A lot. In the beginning, we asked, “Can we open the BBB through the intact skull?” And we did. Then we wondered, “Once you open it, how long does it take to close?” and “Can it be safe?” We’ve been enchanted every step of the way. Not only can you open the BBB without harming, you can potentially treat the brain in doing so.
And the most exciting findings are counterintuitive, because you don’t really expect them. To open the BBB, we activate microbubbles with focused ultrasound. Not only do we need to activate these microbubbles through the intact skull, but we need to detect their reaction back through the skull -so we must both transmit and receive waves through the skull. But activating microbubbles is a mechanical effect, not a thermal effect, and MR imaging and elasticity imaging do not provide us with the monitoring information that we need. However, we discovered that we can actually listen to microbubble activity through the intact skull and we can detect whether bubbles are oscillating because they scatter back ultrasound. This is cavitation monitoring.
Q. Who do you collaborate with? What benefits have come from your collaborations?
I have about 25 lab members, and we are fortunate to work with departments throughout Columbia: pathology, neurology, neurosurgery, radiology, cardiology, vascular surgery, oncology, and more. Outside of Columbia, I have been able to collaborate with Paul Dayton at the University of North Carolina. Paul developed the nanodroplets that we are using in some aspects of our BBB work. These droplets are small and compact when they enter the bloodstream through an intravenous line. We then use focused ultrasound to expand them into microbubbles at their target. Microbubbles outside the focal spot can cause shadowing – and prevent ultrasound transmission. So, it’s exciting that you can induce your own microbubbles selectively, where you need them.
Q. What’s next?
We are building clinical systems for the brain, breast, and pancreas and will work to get them through regulatory approvals so that we can pursue clinical trials. We are also investigating whether we can inject nanoparticles intranasally for brain applications. We need to find the right drugs to treat the brain. After a drug crosses the BBB, it still needs to be active and potent. We need a drug that works and that is either affordable, or that pharma can make available to us. But it’s not straightforward. Drugs have failed for Alzheimer’s disease, and they’ve failed for a reason. Is it only because they failed to cross the BBB, or is there another reason?

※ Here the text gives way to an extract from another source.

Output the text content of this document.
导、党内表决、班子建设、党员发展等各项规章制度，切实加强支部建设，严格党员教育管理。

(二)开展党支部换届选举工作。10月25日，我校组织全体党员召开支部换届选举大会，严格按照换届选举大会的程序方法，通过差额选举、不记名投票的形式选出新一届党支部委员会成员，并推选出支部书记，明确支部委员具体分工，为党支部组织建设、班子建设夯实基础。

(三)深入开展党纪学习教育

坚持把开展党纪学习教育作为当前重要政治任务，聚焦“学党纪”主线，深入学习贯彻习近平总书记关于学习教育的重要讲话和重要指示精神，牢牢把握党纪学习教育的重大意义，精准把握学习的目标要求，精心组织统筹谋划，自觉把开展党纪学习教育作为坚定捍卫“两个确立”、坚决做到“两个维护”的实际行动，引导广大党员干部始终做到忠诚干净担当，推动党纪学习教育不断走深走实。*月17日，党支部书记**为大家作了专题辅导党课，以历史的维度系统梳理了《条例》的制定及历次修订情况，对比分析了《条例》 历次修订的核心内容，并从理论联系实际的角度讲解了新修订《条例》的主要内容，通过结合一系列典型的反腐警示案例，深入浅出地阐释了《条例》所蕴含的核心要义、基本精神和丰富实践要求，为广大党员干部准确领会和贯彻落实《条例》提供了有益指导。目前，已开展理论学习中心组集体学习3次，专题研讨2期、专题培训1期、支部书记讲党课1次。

Q. How has the Focused Ultrasound Foundation supported you?
As we transitioned our BBB research into our second stage of preclinical trials, we needed funding, and the Foundation supported us, which was very important. I also attended the Foundation’s workshop on the BBB and have met other researchers through the Foundation with whom I continue to exchange ideas.
Q. What do you need now?
In addition to a drug, we don’t currently work with any medical device companies. We assemble in-house, which means we have full control, but our system is bulky and is not ready for clinical use. We need funding to build a suitable, dedicated clinical system. Our prototype will come out of pocket, but the second generation will need external funding.

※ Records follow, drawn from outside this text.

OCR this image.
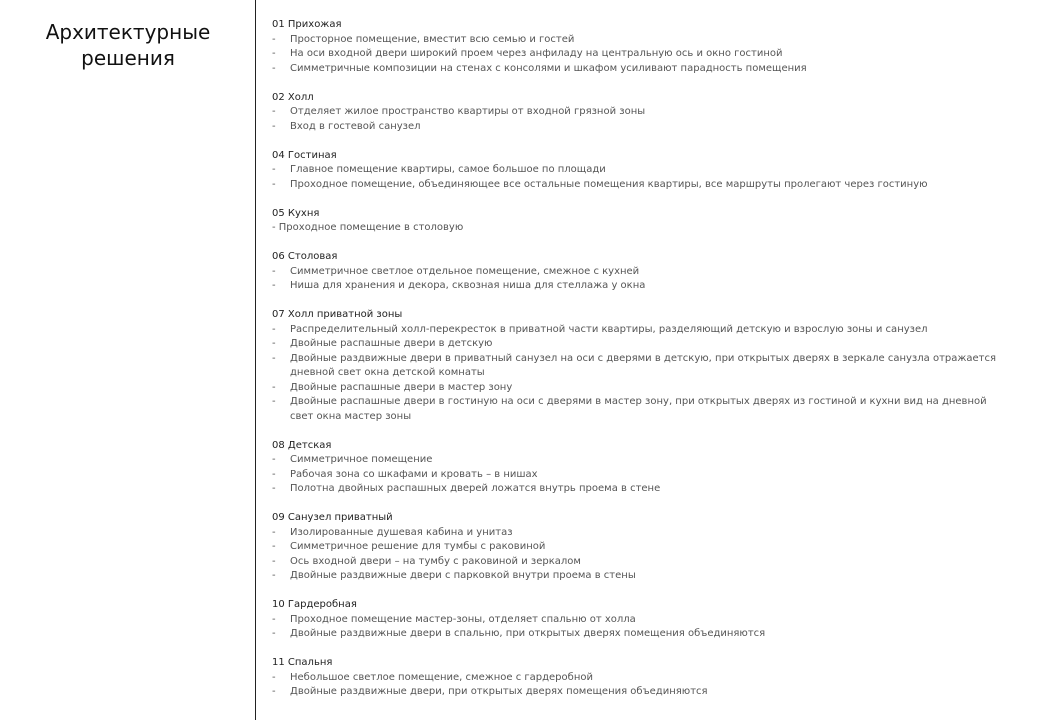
Архитектурные
решения
01 Прихожая
- Просторное помещение, вместит всю семью и гостей
- На оси входной двери широкий проем через анфиладу на центральную ось и окно гостиной
- Симметричные композиции на стенах с консолями и шкафом усиливают парадность помещения
02 Холл
- Отделяет жилое пространство квартиры от входной грязной зоны
- Вход в гостевой санузел
04 Гостиная
- Главное помещение квартиры, самое большое по площади
- Проходное помещение, объединяющее все остальные помещения квартиры, все маршруты пролегают через гостиную
05 Кухня
- Проходное помещение в столовую
06 Столовая
- Симметричное светлое отдельное помещение, смежное с кухней
- Ниша для хранения и декора, сквозная ниша для стеллажа у окна
07 Холл приватной зоны
- Распределительный холл-перекресток в приватной части квартиры, разделяющий детскую и взрослую зоны и санузел
- Двойные распашные двери в детскую
- Двойные раздвижные двери в приватный санузел на оси с дверями в детскую, при открытых дверях в зеркале санузла отражается дневной свет окна детской комнаты
- Двойные распашные двери в мастер зону
- Двойные распашные двери в гостиную на оси с дверями в мастер зону, при открытых дверях из гостиной и кухни вид на дневной свет окна мастер зоны
08 Детская
- Симметричное помещение
- Рабочая зона со шкафами и кровать – в нишах
- Полотна двойных распашных дверей ложатся внутрь проема в стене
09 Санузел приватный
- Изолированные душевая кабина и унитаз
- Симметричное решение для тумбы с раковиной
- Ось входной двери – на тумбу с раковиной и зеркалом
- Двойные раздвижные двери с парковкой внутри проема в стены
10 Гардеробная
- Проходное помещение мастер-зоны, отделяет спальню от холла
- Двойные раздвижные двери в спальню, при открытых дверях помещения объединяются
11 Спальня
- Небольшое светлое помещение, смежное с гардеробной
- Двойные раздвижные двери, при открытых дверях помещения объединяются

Key Focused Ultrasound Publications
Choi J, Selert K, Vlachos F, Wong A, Konofagou EE. Noninvasive and localized neuronal delivery using short ultrasonic pulses and microbubbles, Proc Natl Acad Sci (PNAS) 2011;108(40):16539-44.
Konofagou EE. Optimization of the ultrasound-induced blood-brain barrier opening. Theranostics 2012; 2(12):1223-37.

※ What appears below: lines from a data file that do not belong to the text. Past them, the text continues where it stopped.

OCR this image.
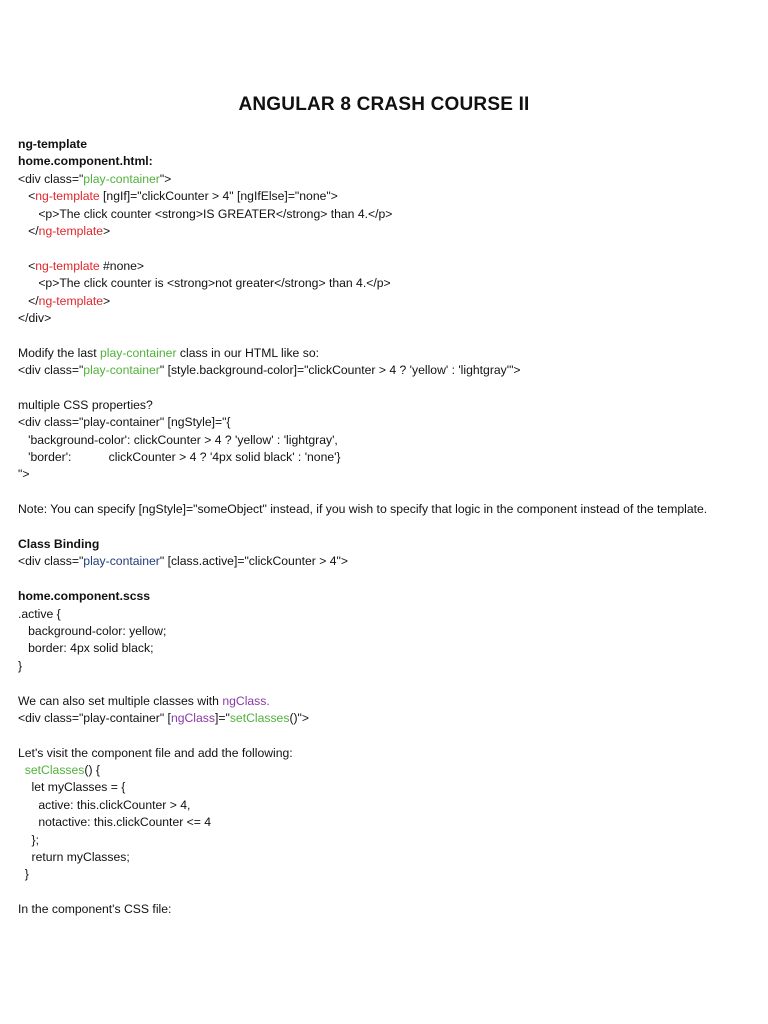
ANGULAR 8 CRASH COURSE II
ng-template
home.component.html:
<div class="play-container">
<ng-template [ngIf]="clickCounter > 4" [ngIfElse]="none">
<p>The click counter <strong>IS GREATER</strong> than 4.</p>
</ng-template>
<ng-template #none>
<p>The click counter is <strong>not greater</strong> than 4.</p>
</ng-template>
</div>
Modify the last play-container class in our HTML like so:
<div class="play-container" [style.background-color]="clickCounter > 4 ? 'yellow' : 'lightgray'">
multiple CSS properties?
<div class="play-container" [ngStyle]="{
'background-color': clickCounter > 4 ? 'yellow' : 'lightgray',
'border':           clickCounter > 4 ? '4px solid black' : 'none'}
">
Note: You can specify [ngStyle]="someObject" instead, if you wish to specify that logic in the component instead of the template.
Class Binding
<div class="play-container" [class.active]="clickCounter > 4">
home.component.scss
.active {
background-color: yellow;
border: 4px solid black;
}
We can also set multiple classes with ngClass.
<div class="play-container" [ngClass]="setClasses()">
Let's visit the component file and add the following:
setClasses() {
let myClasses = {
active: this.clickCounter > 4,
notactive: this.clickCounter <= 4
};
return myClasses;
}
In the component's CSS file:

Marquet F, Teichert T, Wu S-Y, Tung Y-S, Downs ME, Wang S, Chen CC, Ferrera VP, Konofagou EE. Real-Time, Transcranial Monitoring of Safe Blood-Brain Barrier Opening in Non-Human Primates, PLoS One, Volume 9, Number 2, February 2014.
Chen H, Konofagou EE. The size of BBB opening induced by FUS is dictated by the acoustic pressure. J Cereb Flow and Metab 2014 Jul;34(7):1197-204.
Wang S, Olumolade O, Sun T, Samiotaki G, Konofagou EE. Non-invasive, neuron-specific gene therapy can be facilitated by focused ultrasound and recombinant adeno-associated virus, Gene Therapy 2015.